Девица отворачивается, снова занимается своим ножом – выцеживает из дерева тоненькую стружку, а я все перебираю лица, но ни к одному из них тот взгляд не липнет. 

– Собирайся, – глухо произношу я, злясь на самого себя.

В ответ моя невинная жертва выставляет вперед ногу, обмотанную выше щиколотки куском ткани, и засовывает нож за перевязь. Отлично. Рядом с ней я перестаю чувствовать себя психом.

Льняные штаны худощавого дедули сидят на мне, как на стриптизере. Думаю, от девицы не ускользнуло, как осторожно я садился на водительское сидение. И как медленно с него вставал, когда пришло время пообщаться с хозяевами.

Я поблагодарил старика со старухой за оказанное гостеприимство (опустив подробности вроде обгоревшего стола и разбитой посуды) и сунул им поочередно под нос свой смартфон с фотографией пепелища. Кто жил, как выглядела хозяйка, что случилось с домом. Затем фото наброска. Видали этого парня?

Из их убогого рассказа следовало, что дом принадлежал Валентине Степановой. Несколько лет назад она уехала, куда – черт его знает. А дом сгорел на прошлой неделе. Гроза была, возможно, попала молния. Парня с наброска видели, приезжал бывало, ночевал у Степановой. На глаза особо не показывался.

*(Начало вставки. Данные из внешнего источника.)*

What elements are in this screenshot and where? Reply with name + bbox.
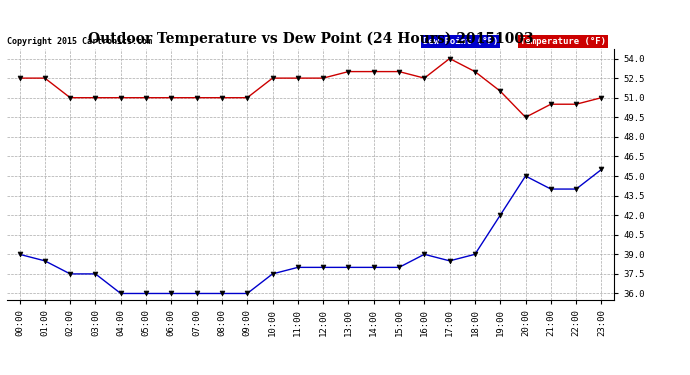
Text: Dew Point (°F): Dew Point (°F) [423,37,498,46]
Title: Outdoor Temperature vs Dew Point (24 Hours) 20151003: Outdoor Temperature vs Dew Point (24 Hou… [88,32,533,46]
Text: Temperature (°F): Temperature (°F) [520,37,606,46]
Text: Copyright 2015 Cartronics.com: Copyright 2015 Cartronics.com [7,37,152,46]
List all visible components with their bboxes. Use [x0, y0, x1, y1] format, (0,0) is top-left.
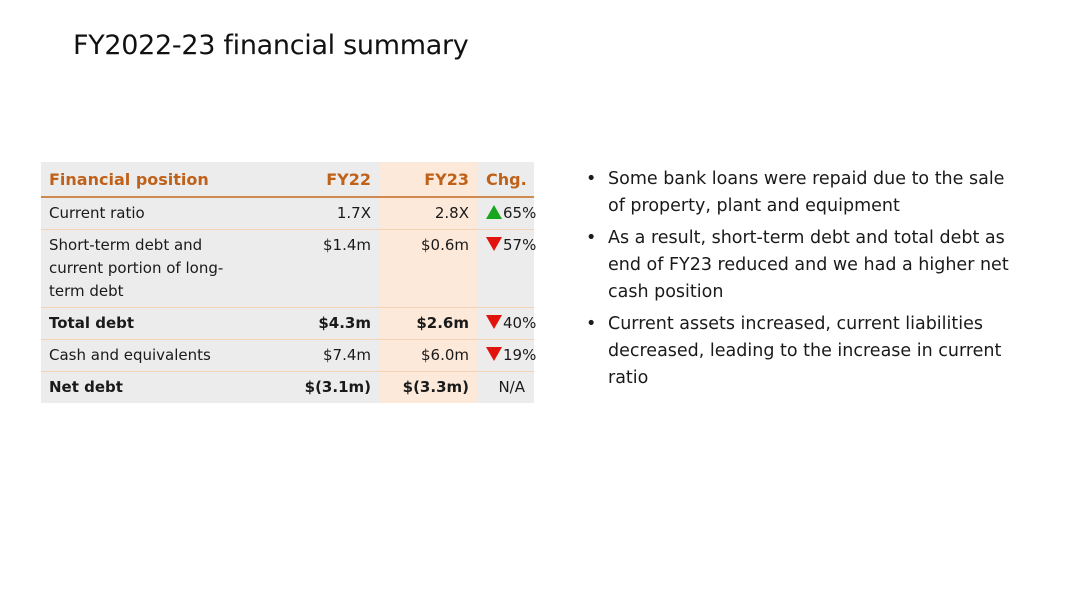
change-cell: 19%: [478, 339, 537, 372]
table-row: Net debt $(3.1m) $(3.3m) N/A: [41, 371, 534, 403]
change-value: N/A: [498, 378, 525, 396]
row-label: Cash and equivalents: [41, 339, 254, 372]
row-label: Total debt: [41, 307, 254, 340]
table-row: Cash and equivalents $7.4m $6.0m 19%: [41, 339, 537, 372]
slide-title: FY2022-23 financial summary: [73, 30, 469, 61]
table-row: Total debt $4.3m $2.6m 40%: [41, 307, 537, 340]
bullet-dot-icon: •: [586, 314, 597, 334]
financial-position-table: Financial position FY22 FY23 Chg. Curren…: [41, 162, 537, 403]
fy23-value: $(3.3m): [380, 371, 478, 403]
change-value: 57%: [503, 236, 537, 254]
table-row: Short-term debt and current portion of l…: [41, 229, 537, 308]
fy22-value: $(3.1m): [254, 371, 380, 403]
change-cell: N/A: [478, 371, 534, 403]
header-fy22: FY22: [254, 162, 380, 198]
bullet-item: • As a result, short-term debt and total …: [586, 225, 1016, 306]
down-triangle-icon: [486, 347, 502, 361]
row-label: Current ratio: [41, 197, 254, 230]
bullet-text: Current assets increased, current liabil…: [608, 314, 1002, 388]
header-change: Chg.: [478, 162, 534, 198]
fy22-value: $4.3m: [254, 307, 380, 340]
bullet-text: Some bank loans were repaid due to the s…: [608, 169, 1005, 216]
header-financial-position: Financial position: [41, 162, 254, 198]
change-cell: 40%: [478, 307, 537, 340]
change-cell: 57%: [478, 229, 537, 308]
fy23-value: $0.6m: [380, 229, 478, 308]
bullet-dot-icon: •: [586, 228, 597, 248]
down-triangle-icon: [486, 315, 502, 329]
down-triangle-icon: [486, 237, 502, 251]
row-label: Net debt: [41, 371, 254, 403]
fy23-value: 2.8X: [380, 197, 478, 230]
fy22-value: $1.4m: [254, 229, 380, 308]
change-value: 40%: [503, 314, 537, 332]
bullet-item: • Some bank loans were repaid due to the …: [586, 166, 1016, 220]
fy23-value: $2.6m: [380, 307, 478, 340]
header-fy23: FY23: [380, 162, 478, 198]
fy22-value: 1.7X: [254, 197, 380, 230]
change-value: 19%: [503, 346, 537, 364]
change-value: 65%: [503, 204, 537, 222]
change-cell: 65%: [478, 197, 537, 230]
table-row: Current ratio 1.7X 2.8X 65%: [41, 197, 537, 230]
up-triangle-icon: [486, 205, 502, 219]
bullet-text: As a result, short-term debt and total d…: [608, 228, 1009, 302]
summary-bullets: • Some bank loans were repaid due to the …: [586, 166, 1016, 397]
table-header-row: Financial position FY22 FY23 Chg.: [41, 162, 534, 198]
fy22-value: $7.4m: [254, 339, 380, 372]
row-label: Short-term debt and current portion of l…: [41, 229, 254, 308]
bullet-item: • Current assets increased, current liabi…: [586, 311, 1016, 392]
bullet-dot-icon: •: [586, 169, 597, 189]
fy23-value: $6.0m: [380, 339, 478, 372]
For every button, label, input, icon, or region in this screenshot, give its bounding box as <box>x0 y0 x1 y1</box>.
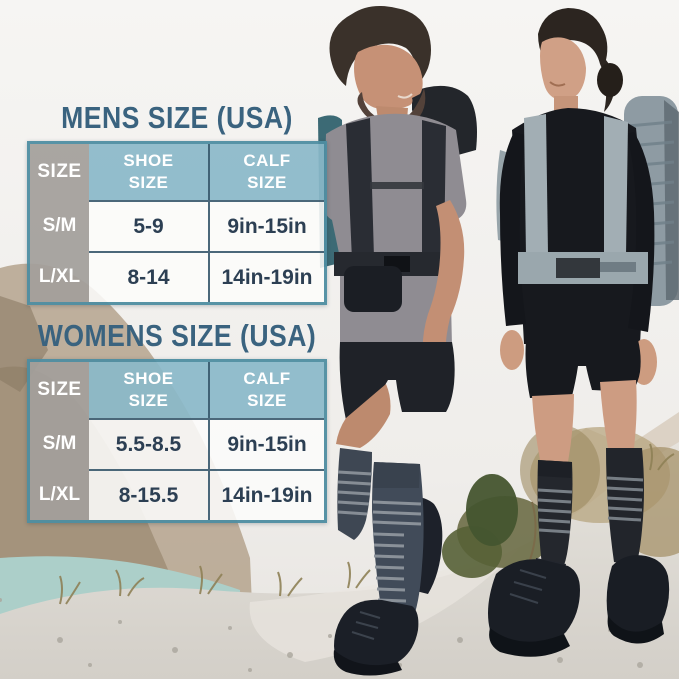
mens-size-title: MENS SIZE (USA) <box>61 100 293 135</box>
mens-size-chart: MENS SIZE (USA) SIZE S/M L/XL SHOE SIZE … <box>27 96 327 305</box>
female-belt-buckle <box>556 258 600 278</box>
womens-size-table: SIZE S/M L/XL SHOE SIZE CALF SIZE 5.5-8.… <box>27 359 327 523</box>
male-arm <box>422 200 465 366</box>
female-hiker-illustration <box>488 8 679 657</box>
size-column: SIZE S/M L/XL <box>30 362 89 520</box>
female-sock-left <box>537 460 573 570</box>
womens-size-title: WOMENS SIZE (USA) <box>37 318 317 353</box>
female-thigh-right <box>600 380 637 448</box>
womens-sm-calf-size: 9in-15in <box>208 418 324 469</box>
male-raised-thigh <box>336 384 391 448</box>
female-boot-left <box>488 558 580 657</box>
male-face <box>354 44 423 109</box>
male-front-boot <box>333 599 419 676</box>
size-column-header: SIZE <box>37 379 82 400</box>
female-hair <box>538 8 615 112</box>
mens-lxl-shoe-size: 8-14 <box>89 251 208 302</box>
female-hand-left <box>500 330 524 370</box>
mens-lxl-calf-size: 14in-19in <box>208 251 324 302</box>
male-hip-pouch <box>344 266 402 312</box>
female-strap-right <box>604 116 628 256</box>
female-belt-strap <box>600 262 636 272</box>
shoe-size-header-text: SHOE SIZE <box>123 368 174 410</box>
size-column-header: SIZE <box>37 161 82 182</box>
male-sternum-strap <box>370 182 424 189</box>
female-hair-bun <box>597 63 623 97</box>
womens-lxl-shoe-size: 8-15.5 <box>89 469 208 520</box>
row-label-lxl: L/XL <box>38 265 81 287</box>
calf-size-header-text: CALF SIZE <box>243 150 291 192</box>
male-front-sock <box>372 462 424 616</box>
row-label-sm: S/M <box>42 214 77 236</box>
mens-sm-calf-size: 9in-15in <box>208 200 324 251</box>
womens-lxl-calf-size: 14in-19in <box>208 469 324 520</box>
row-label-sm: S/M <box>42 432 77 454</box>
shoe-size-header: SHOE SIZE <box>89 362 208 418</box>
female-boot-right <box>606 555 670 644</box>
row-label-lxl: L/XL <box>38 483 81 505</box>
mens-sm-shoe-size: 5-9 <box>89 200 208 251</box>
male-smile <box>397 93 413 99</box>
female-strap-left <box>524 114 548 256</box>
female-face <box>540 37 586 101</box>
size-column: SIZE S/M L/XL <box>30 144 89 302</box>
shoe-size-header: SHOE SIZE <box>89 144 208 200</box>
mens-size-table: SIZE S/M L/XL SHOE SIZE CALF SIZE 5-9 9i… <box>27 141 327 305</box>
womens-sm-shoe-size: 5.5-8.5 <box>89 418 208 469</box>
calf-size-header: CALF SIZE <box>208 362 324 418</box>
womens-size-chart: WOMENS SIZE (USA) SIZE S/M L/XL SHOE SIZ… <box>27 314 327 523</box>
male-hair <box>329 6 431 88</box>
shoe-size-header-text: SHOE SIZE <box>123 150 174 192</box>
female-smile <box>549 81 566 87</box>
calf-size-header-text: CALF SIZE <box>243 368 291 410</box>
female-sock-right <box>606 448 644 566</box>
female-thigh-left <box>532 394 574 462</box>
calf-size-header: CALF SIZE <box>208 144 324 200</box>
male-strap-left <box>346 118 374 260</box>
male-rear-sock <box>337 448 373 540</box>
male-hiker-illustration <box>318 6 477 676</box>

– Она? – показываю на мобильном фото с водительского удостоверения.

И тут меня ждет сюрприз! Нет, не она. По описанию, в сгоревшем доме жила молодая милая, но не больно общительная женщина. Невысокого роста, худощавая, с толстой черной косой до лопаток. Фото Степановой отличалось от ее словесного портрета, как позитив и негатив.

А зубки, спрашиваю, какие у нее были? «Белые-пребелые, аки жемчужинки», – получаю ответ. На это я мог бы ответить старикам только одно: смерть часто приходит в красивом обличии. И если б они знали, какой избежали участи, молились бы усерднее.  

Между делом выясняю, что Степанова-2 работала в кафе «Заяц и гончие». Так что теперь я направляюсь туда. Остается лишь избавиться от балласта.

– Итак, красавица, – обращаюсь я к своей спутнице с водительского сидения. – Готов доставить вас, куда пожелаете. Так что – желайте.